Dr. Todd was admitted to Holy Orders under an exhaustive examination by a foremost body of New England scholars, the clergy of the Rhode Island Association of Othordox Congregational Ministers, in the old whitedomed Beneficent Church, Providence, and has observed an unswerving ministry, baptismal waters opening to his service for this sacrament from the Naragansett Bay of the Atlantic Ocean to the far western coast. He feels that the church is more moving and appealing than any other modern activity and that every sensible effort possible should be prayerfully and persistently maintained to effectively bring to the public mind the lasting, enduring qualities of a livable christianity. His whole heart is with the church in all her aggressive, pleasant ways to awaken a more or less lost race from the sin-slumbering of these swiftly flying days.
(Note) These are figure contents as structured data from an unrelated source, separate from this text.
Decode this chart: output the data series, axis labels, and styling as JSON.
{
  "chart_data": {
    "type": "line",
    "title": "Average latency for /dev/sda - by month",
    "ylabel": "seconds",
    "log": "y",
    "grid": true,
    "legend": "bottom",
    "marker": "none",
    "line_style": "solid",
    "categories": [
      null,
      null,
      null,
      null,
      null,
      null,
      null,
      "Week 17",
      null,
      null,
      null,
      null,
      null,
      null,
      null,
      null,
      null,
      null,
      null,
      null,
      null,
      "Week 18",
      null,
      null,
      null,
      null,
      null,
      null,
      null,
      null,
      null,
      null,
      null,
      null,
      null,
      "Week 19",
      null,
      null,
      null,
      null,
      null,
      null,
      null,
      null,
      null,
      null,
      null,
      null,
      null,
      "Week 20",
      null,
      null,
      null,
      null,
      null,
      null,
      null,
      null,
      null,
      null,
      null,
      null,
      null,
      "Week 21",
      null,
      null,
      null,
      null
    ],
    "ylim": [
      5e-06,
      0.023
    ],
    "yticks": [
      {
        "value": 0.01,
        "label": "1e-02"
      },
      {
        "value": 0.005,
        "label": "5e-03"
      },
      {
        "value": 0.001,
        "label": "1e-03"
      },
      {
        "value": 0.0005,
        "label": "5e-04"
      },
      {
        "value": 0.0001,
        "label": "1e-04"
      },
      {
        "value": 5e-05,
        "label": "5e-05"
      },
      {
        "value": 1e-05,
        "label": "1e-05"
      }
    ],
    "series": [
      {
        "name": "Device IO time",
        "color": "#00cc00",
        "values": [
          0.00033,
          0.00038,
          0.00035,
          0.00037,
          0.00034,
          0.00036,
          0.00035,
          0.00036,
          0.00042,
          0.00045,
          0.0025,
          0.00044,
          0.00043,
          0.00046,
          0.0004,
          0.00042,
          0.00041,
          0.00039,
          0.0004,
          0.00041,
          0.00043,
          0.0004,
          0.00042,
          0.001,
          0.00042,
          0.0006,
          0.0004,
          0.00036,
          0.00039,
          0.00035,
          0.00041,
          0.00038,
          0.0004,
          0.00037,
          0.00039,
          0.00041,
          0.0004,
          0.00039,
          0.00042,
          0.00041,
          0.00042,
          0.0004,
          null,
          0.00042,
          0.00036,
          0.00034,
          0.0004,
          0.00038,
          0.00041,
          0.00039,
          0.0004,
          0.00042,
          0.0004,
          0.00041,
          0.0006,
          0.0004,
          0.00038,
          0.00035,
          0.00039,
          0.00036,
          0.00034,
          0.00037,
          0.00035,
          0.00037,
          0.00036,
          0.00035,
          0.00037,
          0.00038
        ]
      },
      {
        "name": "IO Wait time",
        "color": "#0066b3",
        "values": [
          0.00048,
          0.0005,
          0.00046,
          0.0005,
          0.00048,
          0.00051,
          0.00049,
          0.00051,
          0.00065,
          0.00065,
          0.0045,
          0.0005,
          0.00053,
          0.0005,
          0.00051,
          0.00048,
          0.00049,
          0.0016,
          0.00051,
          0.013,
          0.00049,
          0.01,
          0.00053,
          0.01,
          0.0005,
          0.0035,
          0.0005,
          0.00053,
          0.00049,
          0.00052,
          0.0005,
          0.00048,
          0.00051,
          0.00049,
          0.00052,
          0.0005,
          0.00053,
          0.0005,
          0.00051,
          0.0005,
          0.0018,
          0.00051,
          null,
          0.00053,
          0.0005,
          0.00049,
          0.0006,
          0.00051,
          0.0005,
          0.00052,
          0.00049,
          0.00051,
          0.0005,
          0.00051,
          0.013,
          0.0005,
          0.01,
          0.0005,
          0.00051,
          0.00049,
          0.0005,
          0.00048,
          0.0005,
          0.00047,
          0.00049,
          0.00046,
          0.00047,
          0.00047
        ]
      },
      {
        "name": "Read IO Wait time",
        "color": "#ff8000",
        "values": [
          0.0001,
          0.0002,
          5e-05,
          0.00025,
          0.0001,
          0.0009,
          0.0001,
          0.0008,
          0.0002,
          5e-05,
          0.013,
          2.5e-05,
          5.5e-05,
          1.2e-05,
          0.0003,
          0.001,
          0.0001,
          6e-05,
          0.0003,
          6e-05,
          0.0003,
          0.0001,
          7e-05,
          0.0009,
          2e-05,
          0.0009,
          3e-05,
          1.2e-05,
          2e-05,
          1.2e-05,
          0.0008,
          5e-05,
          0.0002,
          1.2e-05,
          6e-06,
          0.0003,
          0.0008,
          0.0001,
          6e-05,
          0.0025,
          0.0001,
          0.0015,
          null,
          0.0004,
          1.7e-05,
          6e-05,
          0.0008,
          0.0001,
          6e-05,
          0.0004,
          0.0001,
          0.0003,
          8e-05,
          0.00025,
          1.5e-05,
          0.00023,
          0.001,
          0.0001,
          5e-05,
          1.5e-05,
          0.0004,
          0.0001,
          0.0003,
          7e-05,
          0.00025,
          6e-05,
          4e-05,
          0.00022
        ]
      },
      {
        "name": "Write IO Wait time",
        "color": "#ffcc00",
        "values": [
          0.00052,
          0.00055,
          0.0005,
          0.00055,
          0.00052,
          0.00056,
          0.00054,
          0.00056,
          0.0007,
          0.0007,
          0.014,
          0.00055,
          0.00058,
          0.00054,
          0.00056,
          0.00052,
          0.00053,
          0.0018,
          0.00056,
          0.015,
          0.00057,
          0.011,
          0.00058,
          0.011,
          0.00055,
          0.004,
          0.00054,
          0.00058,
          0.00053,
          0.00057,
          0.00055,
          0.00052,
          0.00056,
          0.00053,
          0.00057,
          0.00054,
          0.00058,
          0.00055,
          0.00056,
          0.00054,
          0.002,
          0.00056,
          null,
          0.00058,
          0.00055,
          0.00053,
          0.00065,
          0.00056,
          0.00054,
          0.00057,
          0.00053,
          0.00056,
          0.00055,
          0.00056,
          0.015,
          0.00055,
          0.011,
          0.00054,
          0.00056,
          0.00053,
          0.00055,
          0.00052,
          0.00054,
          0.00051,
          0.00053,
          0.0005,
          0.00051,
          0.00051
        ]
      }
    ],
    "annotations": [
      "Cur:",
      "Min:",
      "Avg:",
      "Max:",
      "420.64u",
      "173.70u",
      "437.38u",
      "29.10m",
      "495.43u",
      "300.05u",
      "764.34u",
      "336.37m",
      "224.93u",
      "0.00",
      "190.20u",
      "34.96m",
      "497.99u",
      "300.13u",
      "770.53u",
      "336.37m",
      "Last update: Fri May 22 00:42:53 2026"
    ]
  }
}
Qualifications and work attaining degrees were graduate studies, and partly for theses on many themes, for numerous phases of activity in the churches and acknowledged standing in scholarship recognized at different times by eminent schoolmen, statesmen and clergymen of New England, the South and the West, from among whom the several notable signatories below are selected. There have been two calls to the legislature, he was twice appointed postmaster and a Naval Chaplaincy was offered. He edited two national magazines and owned and edited an important southern journal with a wide circulation and was national correspondent for five standard religious periodicals. He was member of the great Eccumenical Council on Foreign Missions in New York City in the spring of 1900, was vice-president of National Cyclopedia of America Biography, for years lecturer before many patriotic bodies and an accredited delegate-at large to the Atlantic National Congress for a League of Nations, under the auspices of the League to enforce peace, held in New York, February 5-6, 1919.